Currently a full automated QC protocol is not available for Chromium
5' single cell immune profiling: specifically, there is no provision
for running Cellranger's ``multi`` pipeline for each sample, or for
automatically integrating the resulting outputs into the QC report.

It is possible to run the ``multi`` pipeline manually for each sample,
using the sample-specific ``10x_multi_config.<SAMPLE>.csv`` files.

For example, a script of the form:

::

   #!/usr/bin/bash
   #$ -N cellranger_multi_PJB01
   #$ -V
   #$ -cwd
   #$ -j y
   #$ -pe smp.pe 16
   #$ -l mem256
   mkdir -p cellranger_multi && cd cellranger_multi
   /PATH/TO/cellranger multi \
   --id PJB01 --csv PATH/TO/10x_multi_config.PJB01.csv \
   --jobmode=local \
   --localcores=16 \
   --localmem=128 \
   --maxjobs=24 \
   --jobinterval=100

could be used to submit a Cellranger ``multi`` job for the ``PJB01``
sample, with the outputs being created in a subdirectory
``cellranger_multi/PJB01`` in the current directory.

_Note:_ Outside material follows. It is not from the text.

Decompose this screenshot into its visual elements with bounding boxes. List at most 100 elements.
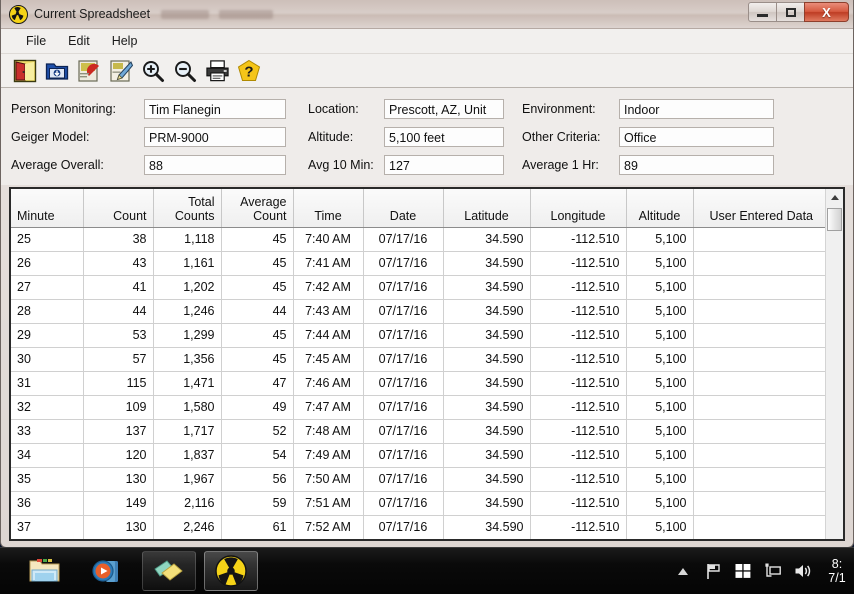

To include the outputs in the QC report, copy the relevant files
(specifically the ``web_summary.html`` files for each sample) into
the QC directory and then create an ``extra_outputs.tsv`` which
references these (as described in
:ref:`run_qc_including_external_outputs`).

For example:

::

   cellranger_multi/PJB01/web_summary.html    CellRanger multi output for PJB01

Rerunning ``run_qc`` will force update of the QC report which should
then also link in these additional reports.